Quote Originally Posted by ArmyOfOptimists View Post
I know that Star Trek does sometimes do technobabble space magic nonsense, but it usually strives to stay within a lane of plausible, human scenarios. It's managed to remain relatable and semi-grounded for over fifty years and still tells interesting stories to this day. It baffles me that sci-fi games can't take inspiration from it and keep their narratives from spinning off into fantastic tripe. I mean, Mass Effect 1 was a Star Trek RPG with the serial numbers filed off and it eroded away. Andromeda didn't even try! It started in on the magic in the prologue.
Star Trek has the substantial advantage of being strongly episodic, and rooting most of its conflicts in ethics, politics, or the environment. The Enterprise shows up and has to stop bad thing from happening without violating the Prime Directive, or gain enough understanding to negotiate a settlement, or stop a space problem from doing a bad thing. These are all generally very character rooted things.

Videogames don't have that luxury. For one thing the main character in most games is somewhere north of 99% character free. Yoi can't have an interesting conflict about how to solve a problem without violating a character's ethics when that character is basically a cardboard cutout - the player can have an interesting debate about how to solve the problem, but that's not narrative. They also have to make the plot solvable what the player can actually do in game, which is walk places and kill things. Mass Effect does add talk to things, but because it's an RPG, it (probably correctly) assumes that players want to shoot some fools, and therefore needs to provide a steady stream of fools to shoot. Preferably culminating in a boss fight and/or sick loot.

So you need a plot that can be resolved by the player walking to the right place, and shooting the correct thing in its glowing weak point. From that, I think the descent in blue particle effect proper noun space magic nearly writes itself. You need a game, so there's got to be some obstacles to just going to the bad guy and shooting him, so here's some other places to go, full of dudes to shoot. They need a reason to be there, so they're guarding something, maybe some sort of weapon or information you need to defeat the bad guy - objective, proper noun and space magic all in one! The bad guy needs to be doing something bad that can only be stopped by shooting him, so why not a doomsday weapon? More proper nouns and space magic!

I find it notable that ME 1 and Halo 1 both mostly sidestep the worst excesses of "commander, get the Cypher to the Conduit before Lord Vile activates the Converter, or else the Archon will destroy the Nexus!" sort of story.

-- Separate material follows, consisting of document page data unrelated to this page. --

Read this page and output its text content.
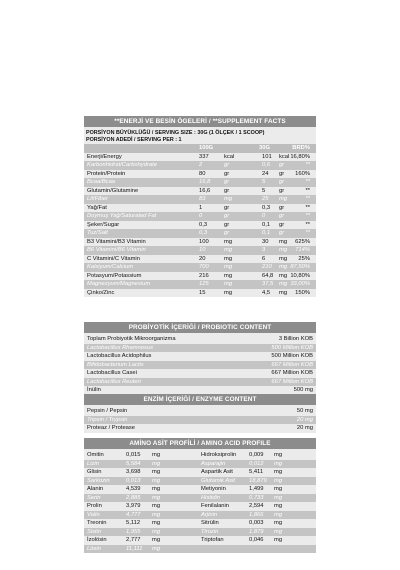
**ENERJİ VE BESİN ÖGELERİ / **SUPPLEMENT FACTS
PORSİYON BÜYÜKLÜĞÜ / SERVING SIZE : 30G (1 ÖLÇEK / 1 SCOOP)
PORSİYON ADEDİ / SERVING PER : 1
100G	30G	BRD%
Enerji/Energy	337	kcal	101 kcal 16,80%
Karbonhidrat/Carbohydrate	2	gr	0,6 gr	**
Protein/Protein	80	gr	24 gr 160%
Bcaa/Bcaa	16,8 gr	5 gr	**
Glutamin/Glutamine	16,6 gr	5 gr	**
Lif/Fiber	83	mg	25 mg	**
Yağ/Fat	1	gr	0,3 gr	**
Doymuş Yağ/Saturated Fat	0	gr	0 gr	**
Şeker/Sugar	0,3	gr	0,1 gr	**
Tuz/Salt	0,3	gr	0,1 gr	**
B3 Vitamini/B3 Vitamin	100	mg	30 mg 625%
B6 Vitamini/B6 Vitamin	10	mg	3 mg 714%
C Vitamini/C Vitamin	20	mg	6 mg 25%
Kalsiyum/Calcium	700	mg	210 mg 87,50%
Potasyum/Potassium	216	mg	64,8 mg 10,80%
Magnezyum/Magnesium	125	mg	37,5 mg 33,00%
Çinko/Zinc	15	mg	4,5 mg 150%
PROBİYOTİK İÇERİĞİ / PROBIOTIC CONTENT
Toplam Probiyotik Mikroorganizma	3 Billion KOB
Lactobacillus Rhamnosus	500 Million KOB
Lactobacillus Acidophilus	500 Million KOB
Bifidobacterium Lactis	667 Million KOB
Lactobacillus Casei	667 Million KOB
Lactobacillus Reuteri	667 Million KOB
İnülin	500 mg
ENZİM İÇERİĞİ / ENZYME CONTENT
Pepsin / Pepsin	50 mg
Tripsin / Trypsin	20 mg
Proteaz / Protease	20 mg
AMİNO ASİT PROFİLİ / AMINO ACID PROFILE
Omitin	0,015 mg	Hidroksiprolin 0,009 mg
Lizin	5,584 mg	Asparajin	0,012 mg
Glisin	3,698 mg	Aspartik Asit	5,411 mg
Sarkozin	0,013 mg	Glutamik Asit 18,879 mg
Alanin	4,539 mg	Metiyonin	1,499 mg
Serin	2,885 mg	Histidin	0,733 mg
Prolin	3,979 mg	Fenilalanin	2,594 mg
Valin	4,777 mg	Arjinin	1,866 mg
Treonin	5,112 mg	Sitrülin	0,003 mg
Sistin	1,955 mg	Tirozin	1,879 mg
İzolösin	2,777 mg	Triptofan	0,046 mg
Lösin	11,111 mg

I suspect that this is because they're the first games, which allows them to use information as an objective much more readily than later titles - figuring the Reapers out is satisfying, but you can only play that card once. Also they're just free to introduce stuff in a way that later titles aren't by dint of being first titles. The Flood are a great end of the second act twist, but you can't really introduce secret space zombies multiple times.